BUCKET_PREFIX = "s3://chalk-sagemaker-models/"

if __name__ == "__main__":
  # Create Run Parameters
  model_package_group = "chalk-sagemaker-xgb"
  run_bucket = f"s3://chalk-sagemaker-models/{model_package_group}/{uuid4()}/"

  # Required F1 Threshold for model registration
  f1_threshold = ParameterFloat(name="F1Threshold", default_value=0.8)

  # Size of test split
  test_size = ParameterFloat(name="TestSize", default_value=0.2)

  # Number of estimators to evaluate
  num_rounds = ParameterInteger(name="NumRounds", default_value=50)
  run_bucket = ParameterString(name="RunBucket", default_value=run_bucket)
  model_package_group = ParameterString(name="ModelPackageGroup", default_value="chalk-sagemaker-xgb")

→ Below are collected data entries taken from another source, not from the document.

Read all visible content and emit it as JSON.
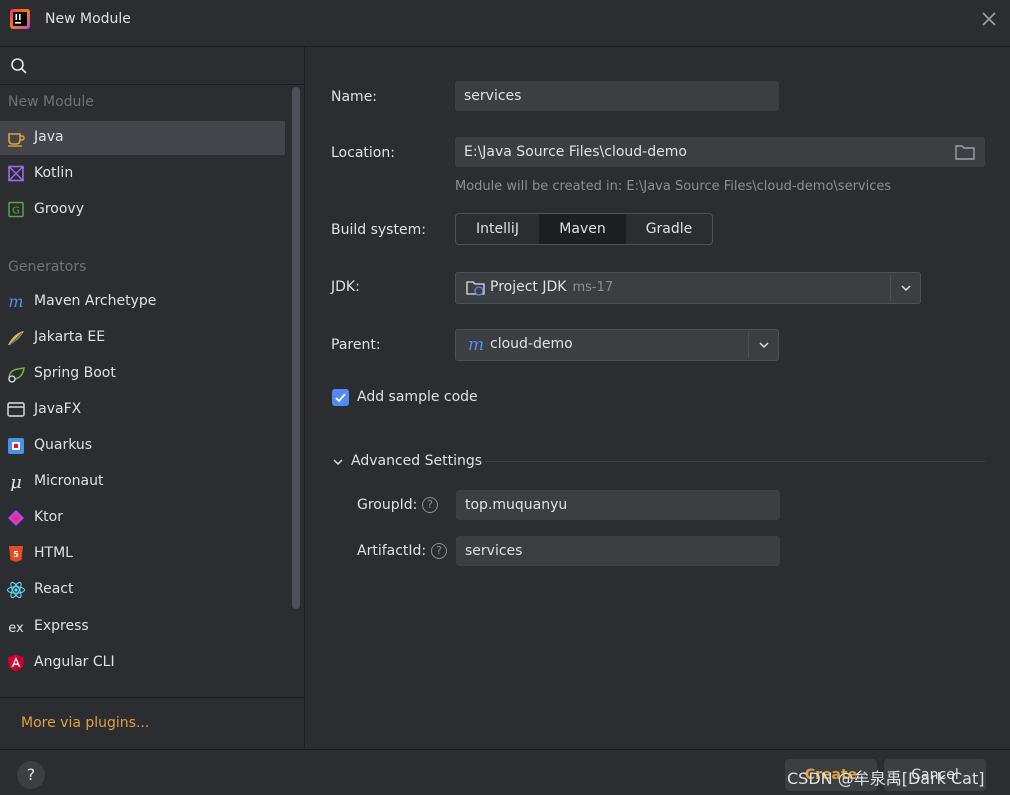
{
  "window": {
    "title": "New Module",
    "close_icon": "close-icon"
  },
  "sidebar": {
    "search_icon": "search-icon",
    "section_new_module": "New Module",
    "new_module_items": [
      {
        "label": "Java",
        "icon": "java-icon",
        "selected": true
      },
      {
        "label": "Kotlin",
        "icon": "kotlin-icon"
      },
      {
        "label": "Groovy",
        "icon": "groovy-icon"
      }
    ],
    "section_generators": "Generators",
    "generator_items": [
      {
        "label": "Maven Archetype",
        "icon": "maven-icon"
      },
      {
        "label": "Jakarta EE",
        "icon": "jakarta-icon"
      },
      {
        "label": "Spring Boot",
        "icon": "spring-icon"
      },
      {
        "label": "JavaFX",
        "icon": "javafx-icon"
      },
      {
        "label": "Quarkus",
        "icon": "quarkus-icon"
      },
      {
        "label": "Micronaut",
        "icon": "micronaut-icon"
      },
      {
        "label": "Ktor",
        "icon": "ktor-icon"
      },
      {
        "label": "HTML",
        "icon": "html-icon"
      },
      {
        "label": "React",
        "icon": "react-icon"
      },
      {
        "label": "Express",
        "icon": "express-icon"
      },
      {
        "label": "Angular CLI",
        "icon": "angular-icon"
      }
    ],
    "more_link": "More via plugins..."
  },
  "form": {
    "name_label": "Name:",
    "name_value": "services",
    "location_label": "Location:",
    "location_value": "E:\\Java Source Files\\cloud-demo",
    "location_hint": "Module will be created in: E:\\Java Source Files\\cloud-demo\\services",
    "build_label": "Build system:",
    "build_options": [
      "IntelliJ",
      "Maven",
      "Gradle"
    ],
    "build_selected": "Maven",
    "jdk_label": "JDK:",
    "jdk_value": "Project JDK",
    "jdk_sub": "ms-17",
    "parent_label": "Parent:",
    "parent_value": "cloud-demo",
    "sample_code_label": "Add sample code",
    "sample_code_checked": true,
    "advanced_label": "Advanced Settings",
    "groupid_label": "GroupId:",
    "groupid_value": "top.muquanyu",
    "artifactid_label": "ArtifactId:",
    "artifactid_value": "services",
    "help_glyph": "?"
  },
  "footer": {
    "help_glyph": "?",
    "create_label": "Create",
    "cancel_label": "Cancel",
    "watermark": "CSDN @牟泉禹[Dark Cat]"
  },
  "colors": {
    "accent_orange": "#e2a03f",
    "checkbox_blue": "#548af7",
    "background": "#2b2d30"
  }
}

   delayed_data = create_dataset(test_size=test_size, run_bucket=run_bucket)
   delayed_model = train(xtrain_path=delayed_data[0], ytrain_path=delayed_data[2], num_rounds=num_rounds)
   delayed_evaluation = evaluate(model=delayed_model, xtest_path=delayed_data[1], ytest_path=delayed_data[3], run_bucket=run_bucket)

   pipeline = Pipeline(
       name="ChalkaiSagemakerPipeline",
       steps=[delayed_evaluation],
       parameters=[
           f1_threshold,
           test_size,
           run_bucket,
           model_package_group,
           num_rounds,
       ]
   )

Deploy your model with SageMaker

There are a number of different ways to deploy the model that you trained on SageMaker. We recommend deploying your model to an endpoint, which is documented here.

Conclusion

In this tutorial, you got a look at how Chalk accelerates your feature engineering workflows by making it easy to connect your data sources and unifying your feature code into a single Python codebase. Chalk fits naturally into a SageMaker step for dataset generation and hands feature data off to the rest of your SageMaker pipeline for model training, evaluation, and serving.